After Joseph's death, Henriette married Jules Lemercier de Maisoncelle de Richemond (1803-1882). After his death, she donated the Château de Valabre to the city of Gardanne.
- Anne Adélaïde de Gueidan (1725-1786). She married Pierre Louis de Demandolx La Palud on 24 January 1745. She was also the mistress of Giacomo Casanova (1725-1798) by some accounts.
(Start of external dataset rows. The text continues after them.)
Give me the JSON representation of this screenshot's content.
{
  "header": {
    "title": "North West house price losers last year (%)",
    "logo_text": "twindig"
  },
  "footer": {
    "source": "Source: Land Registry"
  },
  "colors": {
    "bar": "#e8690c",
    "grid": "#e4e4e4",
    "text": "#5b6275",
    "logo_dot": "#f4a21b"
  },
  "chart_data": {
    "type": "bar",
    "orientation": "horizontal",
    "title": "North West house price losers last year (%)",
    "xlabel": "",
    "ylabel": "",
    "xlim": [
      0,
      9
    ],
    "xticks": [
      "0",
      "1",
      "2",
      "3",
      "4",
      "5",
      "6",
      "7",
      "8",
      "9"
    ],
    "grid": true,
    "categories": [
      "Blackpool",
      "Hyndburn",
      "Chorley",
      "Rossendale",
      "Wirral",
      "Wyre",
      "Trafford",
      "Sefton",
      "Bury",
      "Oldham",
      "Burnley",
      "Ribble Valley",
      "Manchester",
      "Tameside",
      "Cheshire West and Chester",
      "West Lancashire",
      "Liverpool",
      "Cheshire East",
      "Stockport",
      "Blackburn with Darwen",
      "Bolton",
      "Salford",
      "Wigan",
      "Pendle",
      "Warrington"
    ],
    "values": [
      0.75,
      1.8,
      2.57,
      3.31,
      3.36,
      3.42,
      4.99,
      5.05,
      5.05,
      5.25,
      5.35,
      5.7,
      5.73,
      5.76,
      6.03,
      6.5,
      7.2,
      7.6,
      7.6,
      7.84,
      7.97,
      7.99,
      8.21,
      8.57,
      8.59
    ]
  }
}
- Catherine de Gueidan (1728-1759). She married Claude de Prats on 4 August 1749.
- Pierre Claude Secret de Gueidan (1733-unknown). He became a Knight of Malta.
- Étienne Alexandre de Gueidan (1735-unknown). He also became a Knight of Malta.
- Timoléon de Gueidan (1744-unknown). He also became a Knight of Malta.

He died on 23 February 1767 in Aix-en-Provence.

==Bibliography==
- Gaspard de Gueidan, Discours prononcés au Parlement de Provence par un de messieurs les avocats généraux (Volumes 1 and 2, chez Quillau, 1739).
- Gaspard de Gueidan, Discours prononcés au Parlement de Provence par un de messieurs les avocats généraux (Volume 2, 1741).
- Gaspard de Gueidan, Discours prononcés au parlement de Provence (Volume 3, de Nully, 1753).
- Gaspard de Gueidan, Discours prononcés au parlement de Provence (Volume 5, 1762).